Kingsley does mention 1948 and 1967, but only in the context of Trump’s plan to expel the residents of Gaza, but he once again uses language absolving the Zionists of any responsibility.
“Hundreds of thousands of Palestinians were forced to flee their homes,” says Kingsley, speaking of 1948. He adds, perhaps realizing that he has come perilously close to assigning blame to someone other than the Palestinians themselves, “or fled their homes during the war surrounding Israel’s creation.” The perpetrators of the campaign of ethnic cleansing are not mentioned. Who forced the Palestinians to leave? Did there just happen to be a war as Israel was being created? No mention of the Zionist plan to ethnically cleanse all of historical Palestine. No mention of the 300,000 Palestinians who were ethnically cleansed by Zionist forces before the war even began.
Kingsley also absolves Israel of any wrong-doing during the current cease-fire.
“Several mini-crises aside,” he says, “it [the cease-fire] has gone roughly to plan,” completely ignoring the violations that Israel has committed. In fact, the Gaza Government Media Office (GMO) has documented over 350 instances of Israeli violations since the ceasefire began, including military incursions, gunfire, airstrikes, heightened surveillance, and the obstruction of humanitarian aid. According to the GMO, Israeli forces have continued to target Palestinians, resulting in numerous deaths and injuries despite the ceasefire. There have also been delays preventing displaced families from returning to northern Gaza and the failure to meet the agreed-upon levels of aid and emergency relief entering the enclave.

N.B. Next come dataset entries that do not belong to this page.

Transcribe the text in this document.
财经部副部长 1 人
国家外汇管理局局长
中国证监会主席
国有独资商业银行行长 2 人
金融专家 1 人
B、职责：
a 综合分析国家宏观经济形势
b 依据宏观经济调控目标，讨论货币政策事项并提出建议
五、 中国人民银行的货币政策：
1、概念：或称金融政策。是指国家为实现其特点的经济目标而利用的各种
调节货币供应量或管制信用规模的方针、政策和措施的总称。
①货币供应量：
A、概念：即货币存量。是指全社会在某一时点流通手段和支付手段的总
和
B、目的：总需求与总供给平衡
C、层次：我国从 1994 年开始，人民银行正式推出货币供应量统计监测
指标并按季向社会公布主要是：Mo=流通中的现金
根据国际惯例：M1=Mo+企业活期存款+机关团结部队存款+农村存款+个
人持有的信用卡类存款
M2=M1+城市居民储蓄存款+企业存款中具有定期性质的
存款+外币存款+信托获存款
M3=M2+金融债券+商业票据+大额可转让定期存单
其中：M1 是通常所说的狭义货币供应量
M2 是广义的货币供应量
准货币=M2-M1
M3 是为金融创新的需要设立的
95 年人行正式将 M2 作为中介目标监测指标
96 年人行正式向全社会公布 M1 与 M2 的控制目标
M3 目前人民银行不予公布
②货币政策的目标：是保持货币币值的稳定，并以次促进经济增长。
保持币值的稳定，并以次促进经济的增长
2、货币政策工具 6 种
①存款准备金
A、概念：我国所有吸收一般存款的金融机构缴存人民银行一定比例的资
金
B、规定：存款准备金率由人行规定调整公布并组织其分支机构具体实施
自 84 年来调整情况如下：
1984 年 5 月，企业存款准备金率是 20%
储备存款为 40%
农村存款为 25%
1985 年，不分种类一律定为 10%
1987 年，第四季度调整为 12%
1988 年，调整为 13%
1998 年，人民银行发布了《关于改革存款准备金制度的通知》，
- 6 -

In conclusion, The New York Times’ coverage of Gaza is a case study in media bias, shaping public perception through selective language, omission of crucial historical context, and a dehumanization of Palestinian suffering. The podcast episode of The Daily analyzed in this article exemplifies these tactics, from its asymmetrical language around hostages and prisoners to its erasure of decades of Israeli occupation and violence. By presenting a distorted version of events, the Times plays a significant role in sustaining US political and military support for Israel, ultimately enabling further atrocities against Palestinians. As more people become aware of this systemic bias, it is imperative to challenge mainstream narratives and seek out independent and critical journalism to uncover the full truth of the situation in Gaza.